La déferlante des voitures hybrides chinoises sur le Vieux Continent n’a plus rien d’une simple tendance. Selon le Financial Times, Bruxelles demande désormais à Pékin une limitation volontaire des exportations, autour de 15% du marché européen des hybrides, alors que les marques chinoises représentent déjà plus d’un tiers des ventes d’hybrides rechargeables en Europe.
📌 L’essentiel en 3 points
- Bruxelles demande un plafond d’environ 15% du marché européen des hybrides pour les modèles chinois, les marques chinoises occupant déjà plus d’un tiers des ventes d’hybrides rechargeables.

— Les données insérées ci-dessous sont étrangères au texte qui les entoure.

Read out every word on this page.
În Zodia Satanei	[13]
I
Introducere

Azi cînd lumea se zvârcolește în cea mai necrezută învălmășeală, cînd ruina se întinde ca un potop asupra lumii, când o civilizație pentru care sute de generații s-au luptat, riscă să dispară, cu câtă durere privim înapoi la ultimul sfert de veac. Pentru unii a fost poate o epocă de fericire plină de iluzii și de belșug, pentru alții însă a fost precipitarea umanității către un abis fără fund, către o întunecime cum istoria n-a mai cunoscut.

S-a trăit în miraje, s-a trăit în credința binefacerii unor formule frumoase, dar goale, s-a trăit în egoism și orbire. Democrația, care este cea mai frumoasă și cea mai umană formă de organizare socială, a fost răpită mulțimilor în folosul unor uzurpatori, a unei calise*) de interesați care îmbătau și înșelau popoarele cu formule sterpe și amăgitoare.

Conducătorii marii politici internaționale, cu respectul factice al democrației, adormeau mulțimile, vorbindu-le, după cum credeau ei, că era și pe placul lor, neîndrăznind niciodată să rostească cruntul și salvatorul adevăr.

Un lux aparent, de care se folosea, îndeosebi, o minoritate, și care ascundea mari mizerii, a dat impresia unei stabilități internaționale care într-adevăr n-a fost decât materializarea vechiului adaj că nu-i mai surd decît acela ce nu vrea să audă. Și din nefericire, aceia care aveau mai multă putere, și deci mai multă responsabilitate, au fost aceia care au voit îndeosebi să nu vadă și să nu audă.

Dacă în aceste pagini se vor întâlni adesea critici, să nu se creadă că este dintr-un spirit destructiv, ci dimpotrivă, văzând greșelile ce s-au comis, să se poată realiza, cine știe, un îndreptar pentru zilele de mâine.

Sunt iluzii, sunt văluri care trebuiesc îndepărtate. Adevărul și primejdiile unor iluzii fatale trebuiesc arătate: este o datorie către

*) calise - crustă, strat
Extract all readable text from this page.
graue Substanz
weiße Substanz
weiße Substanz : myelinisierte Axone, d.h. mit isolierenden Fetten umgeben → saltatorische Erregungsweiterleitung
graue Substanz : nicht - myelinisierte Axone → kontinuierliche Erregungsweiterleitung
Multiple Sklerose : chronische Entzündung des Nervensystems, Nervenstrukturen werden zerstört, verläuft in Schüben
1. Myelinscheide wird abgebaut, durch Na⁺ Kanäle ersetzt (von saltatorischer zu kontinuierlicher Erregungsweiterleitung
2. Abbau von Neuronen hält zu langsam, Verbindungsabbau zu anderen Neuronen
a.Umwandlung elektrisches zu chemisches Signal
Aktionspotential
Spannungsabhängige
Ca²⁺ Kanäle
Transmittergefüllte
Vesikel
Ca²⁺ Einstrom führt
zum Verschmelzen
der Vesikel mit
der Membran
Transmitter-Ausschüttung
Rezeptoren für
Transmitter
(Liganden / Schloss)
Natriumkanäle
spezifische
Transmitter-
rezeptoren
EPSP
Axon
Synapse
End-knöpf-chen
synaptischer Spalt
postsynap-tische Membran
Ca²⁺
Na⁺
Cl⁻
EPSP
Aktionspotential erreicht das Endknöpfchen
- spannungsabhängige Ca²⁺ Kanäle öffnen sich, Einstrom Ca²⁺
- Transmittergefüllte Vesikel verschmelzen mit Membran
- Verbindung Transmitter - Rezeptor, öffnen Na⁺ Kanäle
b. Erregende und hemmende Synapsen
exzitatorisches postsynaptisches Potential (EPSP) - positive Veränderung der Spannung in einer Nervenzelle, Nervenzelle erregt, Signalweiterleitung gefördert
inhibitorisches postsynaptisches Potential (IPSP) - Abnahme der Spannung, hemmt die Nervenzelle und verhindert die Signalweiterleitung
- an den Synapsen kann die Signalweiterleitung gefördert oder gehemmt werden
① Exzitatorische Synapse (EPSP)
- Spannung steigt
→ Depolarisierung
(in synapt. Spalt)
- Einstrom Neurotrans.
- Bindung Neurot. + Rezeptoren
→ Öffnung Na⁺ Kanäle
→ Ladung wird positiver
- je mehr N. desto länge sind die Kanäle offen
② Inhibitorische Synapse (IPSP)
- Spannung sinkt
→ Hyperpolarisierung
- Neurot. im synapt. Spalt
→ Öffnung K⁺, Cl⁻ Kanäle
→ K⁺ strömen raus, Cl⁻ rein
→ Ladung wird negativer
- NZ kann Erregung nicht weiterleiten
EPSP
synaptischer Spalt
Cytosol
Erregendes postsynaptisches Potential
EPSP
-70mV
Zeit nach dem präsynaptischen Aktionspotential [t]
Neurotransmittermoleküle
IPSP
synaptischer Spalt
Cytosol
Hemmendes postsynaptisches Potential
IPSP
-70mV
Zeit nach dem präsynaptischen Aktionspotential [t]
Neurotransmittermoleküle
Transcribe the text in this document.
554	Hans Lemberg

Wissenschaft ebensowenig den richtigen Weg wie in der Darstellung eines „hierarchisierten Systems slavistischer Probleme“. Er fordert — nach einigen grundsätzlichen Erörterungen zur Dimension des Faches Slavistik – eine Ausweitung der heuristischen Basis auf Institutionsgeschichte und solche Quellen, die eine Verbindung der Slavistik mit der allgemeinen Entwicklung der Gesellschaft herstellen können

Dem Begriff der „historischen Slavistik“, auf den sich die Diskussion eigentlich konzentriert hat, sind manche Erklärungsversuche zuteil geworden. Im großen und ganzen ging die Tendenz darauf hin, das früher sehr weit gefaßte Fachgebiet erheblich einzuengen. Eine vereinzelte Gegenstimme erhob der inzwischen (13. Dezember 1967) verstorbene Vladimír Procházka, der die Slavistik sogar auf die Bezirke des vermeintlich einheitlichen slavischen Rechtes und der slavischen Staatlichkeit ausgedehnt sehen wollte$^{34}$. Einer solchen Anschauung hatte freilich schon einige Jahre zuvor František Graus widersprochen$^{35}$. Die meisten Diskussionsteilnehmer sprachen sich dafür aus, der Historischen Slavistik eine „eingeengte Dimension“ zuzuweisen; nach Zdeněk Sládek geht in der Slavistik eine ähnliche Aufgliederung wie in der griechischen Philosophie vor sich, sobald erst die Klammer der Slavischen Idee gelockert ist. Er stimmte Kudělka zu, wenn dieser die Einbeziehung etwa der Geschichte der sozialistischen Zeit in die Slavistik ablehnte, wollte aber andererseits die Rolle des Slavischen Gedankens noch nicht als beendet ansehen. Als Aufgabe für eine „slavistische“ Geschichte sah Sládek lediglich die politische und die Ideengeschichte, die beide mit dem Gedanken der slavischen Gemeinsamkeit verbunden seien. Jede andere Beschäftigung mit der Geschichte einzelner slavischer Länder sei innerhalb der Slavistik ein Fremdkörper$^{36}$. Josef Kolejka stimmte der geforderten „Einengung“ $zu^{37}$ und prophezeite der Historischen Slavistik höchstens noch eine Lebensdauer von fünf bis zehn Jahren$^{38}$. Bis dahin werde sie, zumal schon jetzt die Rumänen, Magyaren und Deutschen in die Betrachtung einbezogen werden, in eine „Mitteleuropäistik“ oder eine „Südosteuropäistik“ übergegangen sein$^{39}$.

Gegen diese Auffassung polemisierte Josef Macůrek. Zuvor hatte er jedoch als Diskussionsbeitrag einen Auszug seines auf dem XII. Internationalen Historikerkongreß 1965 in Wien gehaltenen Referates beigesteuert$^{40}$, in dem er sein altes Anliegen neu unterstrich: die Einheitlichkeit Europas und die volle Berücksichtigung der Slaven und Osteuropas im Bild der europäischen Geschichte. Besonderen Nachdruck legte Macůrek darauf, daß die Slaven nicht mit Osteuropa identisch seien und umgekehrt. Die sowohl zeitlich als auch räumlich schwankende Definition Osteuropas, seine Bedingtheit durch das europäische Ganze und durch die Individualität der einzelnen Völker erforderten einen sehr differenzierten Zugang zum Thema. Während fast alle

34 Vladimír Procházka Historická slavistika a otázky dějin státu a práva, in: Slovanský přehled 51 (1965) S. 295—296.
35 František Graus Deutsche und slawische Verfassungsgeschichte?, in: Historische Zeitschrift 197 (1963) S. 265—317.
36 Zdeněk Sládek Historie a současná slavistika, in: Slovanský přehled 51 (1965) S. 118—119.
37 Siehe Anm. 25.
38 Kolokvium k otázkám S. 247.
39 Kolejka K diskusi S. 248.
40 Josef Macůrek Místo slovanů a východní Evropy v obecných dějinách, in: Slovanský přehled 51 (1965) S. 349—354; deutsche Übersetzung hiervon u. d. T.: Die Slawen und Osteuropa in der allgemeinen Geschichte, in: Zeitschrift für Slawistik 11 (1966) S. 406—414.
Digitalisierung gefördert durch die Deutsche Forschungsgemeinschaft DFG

- Les hybrides chinois, rechargeables compris, ne subissent que 10% de droits de douane, ce qui alimente leur explosion commerciale depuis octobre 2024.
- Pékin s’oppose à toute limitation volontaire et surveille les initiatives européennes.
En réalité, l’explosion commerciale repose avant tout sur une faille réglementaire de taille. Contrairement aux voitures électriques chinoises déjà visées par des surtaxes, les hybrides, rechargeables compris, ne subissent qu’un droit de douane forfaitaire de 10%. Résultat, les importations d’hybrides chinoises sont passées de 3 800 unités en octobre 2024 à environ 50 000 véhicules en juillet 2026.
De son côté, le gouvernement chinois a réagi et ne compte pas se laisser brider sans réagir. Son ministère du Commerce s’oppose fermement à toute « limitation volontaire » des exportations, jugée contraire aux règles de l’OMC, tandis que la diplomatie chinoise a indiqué surveiller de très près les initiatives européennes.
Derrière ce bras de fer diplomatique se jouerait l’avenir du marché automobile européen. Un récent décompte montre qu’en juin 2026, environ un hybride rechargeable sur trois vendu en Europe était de marque chinoise. Une part désormais installée à un niveau élevé.
Pourtant, la demande européenne reste ambivalente. Selon le Financial Times, Bruxelles pourrait relever les droits de douane si aucun accord n’est trouvé, tout en privilégiant d’abord une limitation volontaire. Le plafond d’environ 15% évoqué est présenté comme une alternative à de nouvelles taxes. Si des droits de douane supplémentaires venaient à s’appliquer, les hybrides chinoises pourraient perdre leur avantage tarifaire, avec un risque de remontée des prix pour les consommateurs.
Face à cette pression, les constructeurs chinois accélèrent déjà leurs implantations industrielles en Europe. BYD lance sa production en Hongrie et cherche un second site dans l’Union, notamment en Espagne ou en France, tandis que Chery s’appuie sur une usine en Espagne et que Geely vise une production à Valence. Un projet turc de BYD reste pour l’heure suspendu. La localisation industrielle vise à contourner les futures barrières douanières et montre à quel point le marché européen reste stratégique pour les géants comme BYD, Geely ou Chery.
La bataille réglementaire ne fait donc que commencer. Bruxelles, Pékin et les constructeurs européens s’observent dans un face-à-face où une décision douanière rebat les cartes du marché. Les prochains mois s’annoncent délicats pour les automobilistes européens qui hésitent encore entre un modèle hybride chinois et une offre locale.